For more information on searching for custom m/z values, see the MASIC Readme, visible at https://github.com/PNNL-Comp-Mass-Spec/MASIC/blob/master/Readme.md

wingkinlui commented 4 years ago

alchemistmatt:

Thank you so much for your reply.

My situation is a bit complicated. I am working on intact histone proteoforms and the same target can have mulitple charge state and thus multiple m/z. Also, I am trying to study the elution and separation of the proteoforms. Therefore, I actually need the retention times and respective intensities of the deconvoluted (de-charged and de-isotoped) precursor masses.

Up to this point, I think it is wrong for me to put' XIC' and 'precursors' in my question. It should be 'proteoform chromatogram' and 'deconvoluted precursors'. The data I actually need are ['deconvoluted precursor mass', 'retention time', 'intensity']. I was trying to generate a proteoform elution heatmap, something like the 'feature map' generated by ProMex, but with the change in intensities indicated as well.

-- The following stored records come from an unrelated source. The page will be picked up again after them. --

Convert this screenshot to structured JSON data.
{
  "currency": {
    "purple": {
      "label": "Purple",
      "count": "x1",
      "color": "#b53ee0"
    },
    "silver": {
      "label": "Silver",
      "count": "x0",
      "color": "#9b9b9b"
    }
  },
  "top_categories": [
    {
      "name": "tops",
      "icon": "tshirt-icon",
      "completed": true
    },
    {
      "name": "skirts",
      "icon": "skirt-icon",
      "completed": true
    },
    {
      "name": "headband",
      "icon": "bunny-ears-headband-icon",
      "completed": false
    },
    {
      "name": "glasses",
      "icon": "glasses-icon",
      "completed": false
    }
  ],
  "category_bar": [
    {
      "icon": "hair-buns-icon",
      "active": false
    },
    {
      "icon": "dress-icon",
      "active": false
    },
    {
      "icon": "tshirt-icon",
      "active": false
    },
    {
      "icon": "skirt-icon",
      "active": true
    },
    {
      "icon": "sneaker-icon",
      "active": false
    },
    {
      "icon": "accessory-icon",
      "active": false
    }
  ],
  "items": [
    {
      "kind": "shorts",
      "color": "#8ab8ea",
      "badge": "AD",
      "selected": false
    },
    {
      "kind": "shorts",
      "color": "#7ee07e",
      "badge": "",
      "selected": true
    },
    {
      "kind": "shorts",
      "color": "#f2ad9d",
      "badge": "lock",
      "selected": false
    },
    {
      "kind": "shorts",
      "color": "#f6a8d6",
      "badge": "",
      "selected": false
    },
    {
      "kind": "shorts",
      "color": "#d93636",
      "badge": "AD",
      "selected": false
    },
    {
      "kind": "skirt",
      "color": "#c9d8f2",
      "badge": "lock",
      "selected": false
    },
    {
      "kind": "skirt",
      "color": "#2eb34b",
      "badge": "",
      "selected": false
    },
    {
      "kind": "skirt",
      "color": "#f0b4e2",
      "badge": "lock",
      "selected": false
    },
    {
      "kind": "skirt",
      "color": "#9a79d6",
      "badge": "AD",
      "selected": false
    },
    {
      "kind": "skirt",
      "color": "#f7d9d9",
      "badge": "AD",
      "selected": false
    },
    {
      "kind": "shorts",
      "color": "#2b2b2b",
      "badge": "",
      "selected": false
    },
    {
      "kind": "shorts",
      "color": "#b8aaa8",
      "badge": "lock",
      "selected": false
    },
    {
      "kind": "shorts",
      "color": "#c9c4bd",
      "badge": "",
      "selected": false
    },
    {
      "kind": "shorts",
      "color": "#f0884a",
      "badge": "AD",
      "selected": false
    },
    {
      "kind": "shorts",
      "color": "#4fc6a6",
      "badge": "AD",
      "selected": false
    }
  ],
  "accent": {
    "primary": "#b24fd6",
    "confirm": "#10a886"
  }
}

That is why I wanted to access the deconvoluted MS1 spectra of the Informed-Proteomics workflow. I originally thought it is stored in the .pbf file. Yet, apart from lacking the knowledge and tools to parse it, I believe .pbf is just the raw, un-deconvoluted spectra saved in binary format. I have looked at all the other output files generated by the workflow, but I cannot find them.

Without the deconvoluted spectra, One way to construct the proteoform chromatograms is to use the 'most abundant isotope Mz' reported in MSPathFinderT or the 'RepMz' reported in ProMex to run MASIC (or just use in-house script to search through the raw spectra). But that would only allow me to consider only one type of precursor ion for each target.

Another way is use other deconvolution tools to obtain the deconvoluted MS1 spectra, then use the precursor mass reported in MSPathFinderT to search through the deconvoluted spectra. I have tried so by using TopFD, and here's the 'proteoform heatmap' that I am aiming to create: FA1-10ACN70_1_HeatMap

But I just think it would be better to use the data generated and reported by the same workflow (i.e. Informed-Proteomics all the way), rather then to introduce data generated from a different workflow (i.e. precursor mass generated by Informed-proteomics, intensites VS time data generated by TopFD), in my analysis.